Defendants assert qualified immunity as a defense to their perceived false arrest claim. See ECF No. 6 at 2 (“Officers Cameron and Thompson are entitled to ‘qualified immunity' (under both federal and state law) as LSA-R.S. 32:291 has not been successfully challenged regarding the taking of a motorist into custody for failing to sign a promise to appear on a citation, and because controlling case under Louisiana law . . . interprets same as allowing the Officer(s) to make a custodial arrest under the circumstances.”). However, as noted above, Robinson does not allege that the arrest itself was unauthorized. Rather, her § 1983 and state law claims against Officers Cameron and Thompson are based only on the amount of force used during the arrest. See ECF No. 1 at 6. Robinson raises and excessive force claim, and Defendants' Motion and corresponding memorandum do not mention or address excessive force.

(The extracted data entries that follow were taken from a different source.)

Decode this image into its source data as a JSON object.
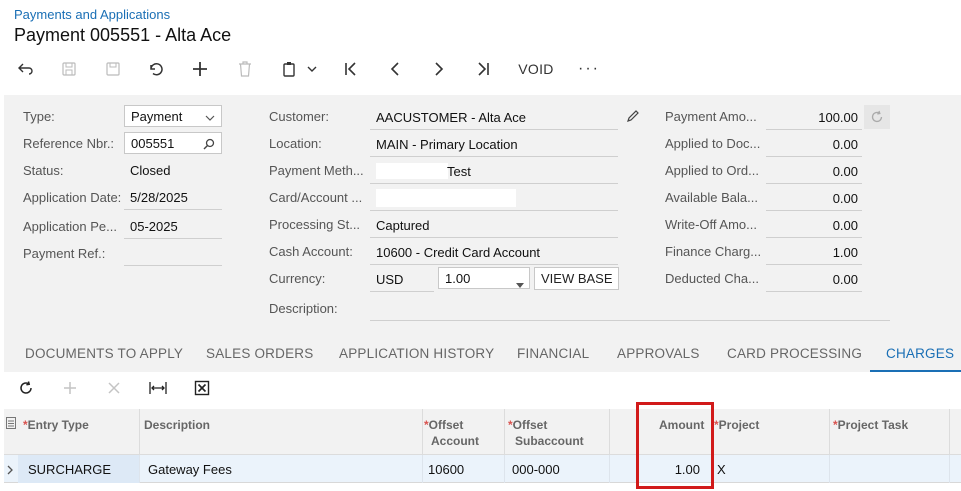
{
  "breadcrumb": "Payments and Applications",
  "title": "Payment 005551 - Alta Ace",
  "toolbar": {
    "void_label": "VOID",
    "more_label": "···"
  },
  "form": {
    "type": {
      "label": "Type:",
      "value": "Payment"
    },
    "reference": {
      "label": "Reference Nbr.:",
      "value": "005551"
    },
    "status": {
      "label": "Status:",
      "value": "Closed"
    },
    "app_date": {
      "label": "Application Date:",
      "value": "5/28/2025"
    },
    "app_period": {
      "label": "Application Pe...",
      "value": "05-2025"
    },
    "payment_ref": {
      "label": "Payment Ref.:",
      "value": ""
    },
    "customer": {
      "label": "Customer:",
      "value": "AACUSTOMER - Alta Ace"
    },
    "location": {
      "label": "Location:",
      "value": "MAIN - Primary Location"
    },
    "payment_method": {
      "label": "Payment Meth...",
      "value": "Test"
    },
    "card_account": {
      "label": "Card/Account ...",
      "value": ""
    },
    "processing_status": {
      "label": "Processing St...",
      "value": "Captured"
    },
    "cash_account": {
      "label": "Cash Account:",
      "value": "10600 - Credit Card Account"
    },
    "currency": {
      "label": "Currency:",
      "code": "USD",
      "rate": "1.00",
      "view_base": "VIEW BASE"
    },
    "description": {
      "label": "Description:",
      "value": ""
    },
    "payment_amount": {
      "label": "Payment Amo...",
      "value": "100.00"
    },
    "applied_docs": {
      "label": "Applied to Doc...",
      "value": "0.00"
    },
    "applied_orders": {
      "label": "Applied to Ord...",
      "value": "0.00"
    },
    "available_balance": {
      "label": "Available Bala...",
      "value": "0.00"
    },
    "write_off": {
      "label": "Write-Off Amo...",
      "value": "0.00"
    },
    "finance_charges": {
      "label": "Finance Charg...",
      "value": "1.00"
    },
    "deducted_charges": {
      "label": "Deducted Cha...",
      "value": "0.00"
    }
  },
  "tabs": [
    {
      "label": "DOCUMENTS TO APPLY"
    },
    {
      "label": "SALES ORDERS"
    },
    {
      "label": "APPLICATION HISTORY"
    },
    {
      "label": "FINANCIAL"
    },
    {
      "label": "APPROVALS"
    },
    {
      "label": "CARD PROCESSING"
    },
    {
      "label": "CHARGES"
    }
  ],
  "active_tab": "CHARGES",
  "grid": {
    "columns": {
      "entry_type": "Entry Type",
      "description": "Description",
      "offset_account_1": "Offset",
      "offset_account_2": "Account",
      "offset_subaccount_1": "Offset",
      "offset_subaccount_2": "Subaccount",
      "amount": "Amount",
      "project": "Project",
      "project_task": "Project Task",
      "required_mark": "*"
    },
    "rows": [
      {
        "entry_type": "SURCHARGE",
        "description": "Gateway Fees",
        "offset_account": "10600",
        "offset_subaccount": "000-000",
        "amount": "1.00",
        "project": "X",
        "project_task": ""
      }
    ]
  },
  "colors": {
    "accent": "#1a6fb5",
    "highlight": "#d11a1a",
    "panel": "#f2f2f2"
  }
}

Defendants' memorandum references a “Section on ‘qualified immunity'” that was apparently omitted from the memorandum. ECF No. 6-2 at 4.
Qualified immunity shields government officials performing discretionary functions “from liability for civil damages insofar as their conduct does not violate clearly established statutory or constitutional rights of which a reasonable person would have known.” Kinney v. Weaver, 367 F.3d 337, 349 (5th Cir. 2004) (quoting Harlow v. Fitzgerald, 457 U.S. 800, 818 (1982)).
In the reply memorandum, Defendants argue that Robinson did not have a “clearly established right” to not be handcuffed behind her back. ECF No. 10 at 5. However, Robinson did have a clearly established right to be free from excessive force. See Tarver v. City of Edna, 410 F.3d 745, 753-54 (5th Cir. 2005). It was also clearly established that the amount of force that the officers could use “depend[ed] on the severity of the crime at issue, whether the suspect posed a threat to the officer's safety, and whether the suspect was resisting arrest or attempting to flee.” Bush v. Strain, 513 F.3d 492, 502 (5th Cir. 2008). Robinson's allegations, accepted as true, indicate there was no danger to the officers, and the nature of the offense was minor. ECF No. 9 at 9. Robinson did not attempt to flee or escape. Id.
Additionally, once a person is subdued and no longer resisting, the subsequent use of force is excessive. See Carroll v. Ellington, 800 F.3d 154, 177 (5th Cir. 2015). Based on the allegations, it is unclear when Robinson was “subdued.”
Robinson states a plausible claim for relief. The Motion to Dismiss asserts qualified immunity as to the officers right to arrest Robinson-something that Robinson does not contest. The Motion and memorandum did not address Robinson's excessive force claim.
Furthermore, the Motion to Dismiss does not address whether Robinson was charged with or convicted of resisting arrest. If Robinson was convicted of that offense, her claims could be barred by Heck v. Humphrey, 512 U.S. 477 (1994).
III. Conclusion
Because the official capacity claims against Officers Cameron and Thompson are duplicative of those against the City of Pineville, IT IS RECOMMENDED that the Motion be GRANTED IN PART, and the official capacity claims be DISMISSED. Because Robinson states a plausible excessive force claim that was not addressed by Defendants' Motion, and it is unclear whether the federal claims are barred by Heck, IT IS RECOMMENDED that the Motion to Dismiss (ECF No. 6) be DENIED IN PART as to all other claims.
Under 28 U.S.C. § 636(b)(1)(c) and Fed.R.Civ.P. 72(b), a party may file written objections to this Report and Recommendation within 14 days of service, unless the Court grants an extension of time to file objections under Fed.R.Civ.P. 6(b). A party may also respond to another party's objections to this Report and Recommendation within 14 days of service of those objections, again unless the Court grants an extension of time to file a response to objections.
No other briefs may be filed without leave of court, which will only be granted for good cause. A party's failure to timely file written objections to this Report and Recommendation will bar a party from later challenging factual or legal conclusions adopted by the District Judge, except if the challenge asserts “plain error.”